Archive

Quotes

Keep away from physicians. It is all probing and guessing and pretending with them. They leave it to nature to cure in her own time, but they take the credit. As well as very fat fees.

—Anthony Burgess, 1964

There must be quite a few things a hot bath won’t cure, but I don’t know many of them.

—Sylvia Plath, 1963

It is not a case we are treating; it is a living, palpitating, alas, too often suffering fellow creature.

—John Brown, 1904

The poets did well to conjoin music and medicine, because the office of medicine is but to tune the curious harp of man’s body.

—Francis Bacon, 1605

All pain is one malady with many names.

—Antiphanes, c. 400 BC

Because the newer methods of treatment are good, it does not follow that the old ones were bad: for if our honorable and worshipful ancestors had not recovered from their ailments, you and I would not be here today.

—Confucius, c. 515 BC

No families take so little medicine as those of doctors, except those of apothecaries.

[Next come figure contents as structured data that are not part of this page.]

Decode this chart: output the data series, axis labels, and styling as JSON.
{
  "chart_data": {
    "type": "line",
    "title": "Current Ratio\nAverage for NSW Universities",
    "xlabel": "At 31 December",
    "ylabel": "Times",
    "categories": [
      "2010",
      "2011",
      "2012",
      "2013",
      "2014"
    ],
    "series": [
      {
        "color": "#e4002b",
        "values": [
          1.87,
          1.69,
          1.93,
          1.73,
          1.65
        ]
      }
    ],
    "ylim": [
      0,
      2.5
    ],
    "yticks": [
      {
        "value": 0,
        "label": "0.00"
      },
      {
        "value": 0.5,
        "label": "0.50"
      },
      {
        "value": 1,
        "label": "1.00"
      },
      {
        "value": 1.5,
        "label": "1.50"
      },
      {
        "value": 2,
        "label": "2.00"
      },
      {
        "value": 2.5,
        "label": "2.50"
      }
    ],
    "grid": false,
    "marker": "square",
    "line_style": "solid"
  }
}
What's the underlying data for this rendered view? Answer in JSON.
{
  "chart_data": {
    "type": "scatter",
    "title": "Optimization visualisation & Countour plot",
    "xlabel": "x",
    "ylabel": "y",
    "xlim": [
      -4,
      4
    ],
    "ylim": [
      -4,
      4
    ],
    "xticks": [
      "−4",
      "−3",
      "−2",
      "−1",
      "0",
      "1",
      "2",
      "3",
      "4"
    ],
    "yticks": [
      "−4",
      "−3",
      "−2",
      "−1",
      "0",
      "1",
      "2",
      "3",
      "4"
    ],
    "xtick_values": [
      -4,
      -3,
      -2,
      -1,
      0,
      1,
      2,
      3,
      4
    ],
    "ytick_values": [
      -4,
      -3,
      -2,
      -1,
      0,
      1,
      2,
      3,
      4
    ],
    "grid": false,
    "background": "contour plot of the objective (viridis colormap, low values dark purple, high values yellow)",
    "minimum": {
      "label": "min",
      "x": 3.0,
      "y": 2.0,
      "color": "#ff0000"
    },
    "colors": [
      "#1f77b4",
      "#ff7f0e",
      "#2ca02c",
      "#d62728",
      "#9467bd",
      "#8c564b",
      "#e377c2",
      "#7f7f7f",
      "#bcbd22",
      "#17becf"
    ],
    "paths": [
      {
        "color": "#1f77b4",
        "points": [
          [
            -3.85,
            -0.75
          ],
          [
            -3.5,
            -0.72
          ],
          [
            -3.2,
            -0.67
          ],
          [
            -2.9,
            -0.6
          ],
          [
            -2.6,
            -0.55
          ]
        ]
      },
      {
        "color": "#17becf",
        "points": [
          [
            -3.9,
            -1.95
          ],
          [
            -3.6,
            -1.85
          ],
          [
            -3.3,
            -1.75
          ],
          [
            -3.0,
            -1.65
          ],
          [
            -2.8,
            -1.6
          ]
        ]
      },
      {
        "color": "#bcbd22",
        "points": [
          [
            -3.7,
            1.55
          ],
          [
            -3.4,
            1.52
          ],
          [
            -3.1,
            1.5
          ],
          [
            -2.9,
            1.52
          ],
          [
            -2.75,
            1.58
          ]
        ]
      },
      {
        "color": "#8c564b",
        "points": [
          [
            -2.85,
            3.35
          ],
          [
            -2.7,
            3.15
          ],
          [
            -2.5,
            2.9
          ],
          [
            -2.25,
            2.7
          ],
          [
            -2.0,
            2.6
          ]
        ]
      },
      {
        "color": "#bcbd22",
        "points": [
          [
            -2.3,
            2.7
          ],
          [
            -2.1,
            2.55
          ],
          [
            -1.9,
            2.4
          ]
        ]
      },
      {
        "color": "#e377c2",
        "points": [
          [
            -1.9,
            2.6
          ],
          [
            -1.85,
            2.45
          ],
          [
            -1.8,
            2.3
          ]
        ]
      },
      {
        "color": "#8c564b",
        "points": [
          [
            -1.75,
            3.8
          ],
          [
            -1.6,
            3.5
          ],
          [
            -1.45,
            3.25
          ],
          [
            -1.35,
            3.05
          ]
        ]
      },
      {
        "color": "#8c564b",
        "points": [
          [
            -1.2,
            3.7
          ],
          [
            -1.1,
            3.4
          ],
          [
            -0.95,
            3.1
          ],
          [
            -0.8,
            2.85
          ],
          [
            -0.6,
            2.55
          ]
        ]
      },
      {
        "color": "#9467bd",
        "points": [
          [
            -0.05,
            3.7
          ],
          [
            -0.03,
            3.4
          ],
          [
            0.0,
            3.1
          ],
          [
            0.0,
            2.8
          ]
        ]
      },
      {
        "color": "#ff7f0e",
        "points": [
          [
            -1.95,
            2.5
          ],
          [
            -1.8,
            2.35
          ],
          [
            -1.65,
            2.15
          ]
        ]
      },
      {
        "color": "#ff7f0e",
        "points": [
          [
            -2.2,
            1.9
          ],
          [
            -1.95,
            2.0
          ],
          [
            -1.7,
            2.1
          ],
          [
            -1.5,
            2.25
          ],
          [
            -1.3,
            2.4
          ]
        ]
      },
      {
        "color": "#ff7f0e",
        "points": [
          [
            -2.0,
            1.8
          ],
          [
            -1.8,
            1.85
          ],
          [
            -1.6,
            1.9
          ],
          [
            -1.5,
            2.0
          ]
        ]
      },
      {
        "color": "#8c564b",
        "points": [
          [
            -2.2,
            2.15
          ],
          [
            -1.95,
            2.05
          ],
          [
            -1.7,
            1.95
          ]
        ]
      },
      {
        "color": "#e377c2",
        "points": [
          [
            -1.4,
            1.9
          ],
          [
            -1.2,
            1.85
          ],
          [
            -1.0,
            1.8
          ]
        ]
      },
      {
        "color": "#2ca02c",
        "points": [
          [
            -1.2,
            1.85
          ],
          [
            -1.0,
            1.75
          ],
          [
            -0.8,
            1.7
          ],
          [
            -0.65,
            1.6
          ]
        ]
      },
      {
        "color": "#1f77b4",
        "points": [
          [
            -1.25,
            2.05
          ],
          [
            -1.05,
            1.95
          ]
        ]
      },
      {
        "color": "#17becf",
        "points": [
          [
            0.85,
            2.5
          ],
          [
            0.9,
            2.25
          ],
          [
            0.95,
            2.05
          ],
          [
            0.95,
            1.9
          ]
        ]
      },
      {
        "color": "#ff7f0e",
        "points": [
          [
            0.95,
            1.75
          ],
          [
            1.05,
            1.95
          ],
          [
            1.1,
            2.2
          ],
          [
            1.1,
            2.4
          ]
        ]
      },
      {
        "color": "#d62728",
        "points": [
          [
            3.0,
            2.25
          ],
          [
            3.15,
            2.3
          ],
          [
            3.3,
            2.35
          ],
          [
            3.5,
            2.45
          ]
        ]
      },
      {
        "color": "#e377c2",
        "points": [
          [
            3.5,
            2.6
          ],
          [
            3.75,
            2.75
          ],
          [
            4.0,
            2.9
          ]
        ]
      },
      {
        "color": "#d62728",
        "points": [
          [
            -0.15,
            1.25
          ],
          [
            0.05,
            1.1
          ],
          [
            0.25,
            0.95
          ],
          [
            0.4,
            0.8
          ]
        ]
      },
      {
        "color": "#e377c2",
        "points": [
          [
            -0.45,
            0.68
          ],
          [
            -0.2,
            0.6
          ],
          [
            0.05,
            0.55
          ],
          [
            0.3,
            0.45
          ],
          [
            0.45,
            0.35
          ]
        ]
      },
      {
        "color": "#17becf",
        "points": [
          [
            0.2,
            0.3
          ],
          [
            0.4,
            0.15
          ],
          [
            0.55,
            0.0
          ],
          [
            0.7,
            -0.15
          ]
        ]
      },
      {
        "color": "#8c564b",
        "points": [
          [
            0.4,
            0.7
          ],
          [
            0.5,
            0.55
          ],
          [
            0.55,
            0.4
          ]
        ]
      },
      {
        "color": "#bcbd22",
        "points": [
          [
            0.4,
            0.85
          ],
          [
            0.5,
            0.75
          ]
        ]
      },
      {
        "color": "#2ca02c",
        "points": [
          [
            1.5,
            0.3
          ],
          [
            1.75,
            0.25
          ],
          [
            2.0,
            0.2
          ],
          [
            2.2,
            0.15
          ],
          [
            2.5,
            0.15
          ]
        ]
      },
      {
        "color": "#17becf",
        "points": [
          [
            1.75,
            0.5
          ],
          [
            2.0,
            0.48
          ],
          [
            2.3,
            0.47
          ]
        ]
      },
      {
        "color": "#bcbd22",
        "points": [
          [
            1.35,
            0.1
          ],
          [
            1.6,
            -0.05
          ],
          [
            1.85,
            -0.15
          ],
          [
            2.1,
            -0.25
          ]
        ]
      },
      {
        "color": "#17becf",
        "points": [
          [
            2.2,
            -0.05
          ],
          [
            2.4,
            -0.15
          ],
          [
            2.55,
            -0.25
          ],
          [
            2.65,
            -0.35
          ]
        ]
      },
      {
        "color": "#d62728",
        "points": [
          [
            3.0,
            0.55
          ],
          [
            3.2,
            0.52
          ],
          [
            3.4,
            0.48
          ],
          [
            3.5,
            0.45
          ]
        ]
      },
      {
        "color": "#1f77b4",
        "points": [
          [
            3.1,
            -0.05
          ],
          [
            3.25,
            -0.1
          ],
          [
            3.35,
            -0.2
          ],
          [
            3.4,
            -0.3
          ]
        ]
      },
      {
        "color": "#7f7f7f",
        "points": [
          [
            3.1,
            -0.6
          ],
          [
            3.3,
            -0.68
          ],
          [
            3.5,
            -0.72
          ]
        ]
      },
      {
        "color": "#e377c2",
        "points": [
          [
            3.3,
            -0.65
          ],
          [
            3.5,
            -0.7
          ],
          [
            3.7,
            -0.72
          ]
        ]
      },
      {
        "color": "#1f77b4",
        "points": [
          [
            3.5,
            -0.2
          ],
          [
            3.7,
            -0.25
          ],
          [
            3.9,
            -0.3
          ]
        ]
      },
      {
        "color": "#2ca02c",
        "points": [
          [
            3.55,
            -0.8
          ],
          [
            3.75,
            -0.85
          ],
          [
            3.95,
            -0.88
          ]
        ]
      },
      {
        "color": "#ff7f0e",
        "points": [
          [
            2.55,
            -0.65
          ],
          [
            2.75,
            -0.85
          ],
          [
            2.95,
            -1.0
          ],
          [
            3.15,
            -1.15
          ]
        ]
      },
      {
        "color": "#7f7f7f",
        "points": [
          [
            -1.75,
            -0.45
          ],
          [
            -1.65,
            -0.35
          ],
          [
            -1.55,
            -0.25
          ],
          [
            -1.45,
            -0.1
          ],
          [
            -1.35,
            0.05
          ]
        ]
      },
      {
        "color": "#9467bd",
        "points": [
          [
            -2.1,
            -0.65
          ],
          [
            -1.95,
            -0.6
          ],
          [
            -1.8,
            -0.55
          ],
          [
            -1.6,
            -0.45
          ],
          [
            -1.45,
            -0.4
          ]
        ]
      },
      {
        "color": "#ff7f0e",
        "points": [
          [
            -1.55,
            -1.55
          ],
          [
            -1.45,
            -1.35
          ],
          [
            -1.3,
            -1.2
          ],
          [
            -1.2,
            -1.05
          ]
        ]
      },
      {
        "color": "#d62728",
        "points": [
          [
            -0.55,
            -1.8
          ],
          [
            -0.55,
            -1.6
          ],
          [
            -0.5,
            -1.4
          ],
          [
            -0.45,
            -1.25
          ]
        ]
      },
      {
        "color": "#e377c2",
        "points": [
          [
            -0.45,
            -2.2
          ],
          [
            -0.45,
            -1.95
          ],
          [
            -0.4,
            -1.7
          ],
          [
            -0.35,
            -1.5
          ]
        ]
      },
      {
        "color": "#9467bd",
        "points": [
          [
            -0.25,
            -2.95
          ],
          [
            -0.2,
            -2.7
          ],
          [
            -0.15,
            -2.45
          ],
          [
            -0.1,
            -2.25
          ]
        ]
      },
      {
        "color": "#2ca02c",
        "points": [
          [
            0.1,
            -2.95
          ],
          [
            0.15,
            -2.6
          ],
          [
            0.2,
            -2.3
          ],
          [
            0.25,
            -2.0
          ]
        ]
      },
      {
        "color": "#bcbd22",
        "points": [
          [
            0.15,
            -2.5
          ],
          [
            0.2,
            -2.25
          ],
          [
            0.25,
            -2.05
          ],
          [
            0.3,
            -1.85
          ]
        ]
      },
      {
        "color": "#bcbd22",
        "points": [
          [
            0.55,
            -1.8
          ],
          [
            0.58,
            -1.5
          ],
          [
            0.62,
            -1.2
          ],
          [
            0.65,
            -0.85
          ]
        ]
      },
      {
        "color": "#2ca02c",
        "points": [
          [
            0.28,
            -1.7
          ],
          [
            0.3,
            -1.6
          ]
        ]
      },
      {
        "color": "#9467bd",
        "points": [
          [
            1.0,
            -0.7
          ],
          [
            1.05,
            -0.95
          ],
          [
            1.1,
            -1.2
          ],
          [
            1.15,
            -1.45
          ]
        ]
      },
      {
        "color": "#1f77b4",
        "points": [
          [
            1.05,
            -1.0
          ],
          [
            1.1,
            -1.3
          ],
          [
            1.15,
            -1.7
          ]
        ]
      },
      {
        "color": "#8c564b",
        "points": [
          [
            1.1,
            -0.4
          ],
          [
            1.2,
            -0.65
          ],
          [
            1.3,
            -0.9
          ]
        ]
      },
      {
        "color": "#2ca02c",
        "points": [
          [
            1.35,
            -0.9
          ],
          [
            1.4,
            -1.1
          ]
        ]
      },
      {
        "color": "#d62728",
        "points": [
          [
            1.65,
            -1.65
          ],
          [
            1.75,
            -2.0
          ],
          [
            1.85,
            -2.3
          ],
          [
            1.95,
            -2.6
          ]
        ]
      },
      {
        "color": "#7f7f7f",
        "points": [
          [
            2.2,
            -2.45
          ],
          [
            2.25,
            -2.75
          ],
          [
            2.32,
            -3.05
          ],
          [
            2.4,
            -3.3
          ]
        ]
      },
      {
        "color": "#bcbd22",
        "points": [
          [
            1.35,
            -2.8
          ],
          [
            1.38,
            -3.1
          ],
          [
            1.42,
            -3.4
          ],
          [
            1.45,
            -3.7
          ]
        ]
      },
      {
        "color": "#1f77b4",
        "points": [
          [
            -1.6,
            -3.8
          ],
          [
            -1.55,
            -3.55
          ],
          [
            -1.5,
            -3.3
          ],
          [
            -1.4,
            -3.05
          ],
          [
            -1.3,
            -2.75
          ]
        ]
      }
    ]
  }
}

—Oliver Wendell Holmes, 1860

Let the young know they will never find a more interesting, more instructive book than the patient himself.

—Giorgio Baglivi, c. 1696

In the name of Hippocrates doctors have invented the most exquisite form of torture ever known to man: survival.

—Luis Buñuel, 1983

If a patient is poor, he is committed to a public hospital as “psychotic”; if he can afford the luxury of a private sanitarium, he is put there with the diagnosis of “neurasthenia”; if he is wealthy enough to be isolated in his own home under constant watch of nurses and physicians, he is simply an indisposed “eccentric.”

—Pierre Marie Janet, 1930

Let me recommend the best medicine in the world: a long journey, at a mild season, through a pleasant country, in easy stages.

—James Madison, 1794

Be temperate in wine, in eating, girls, and sloth, or the Gout will seize you.

—Benjamin Franklin, 1734

You can’t find the soul with a scalpel.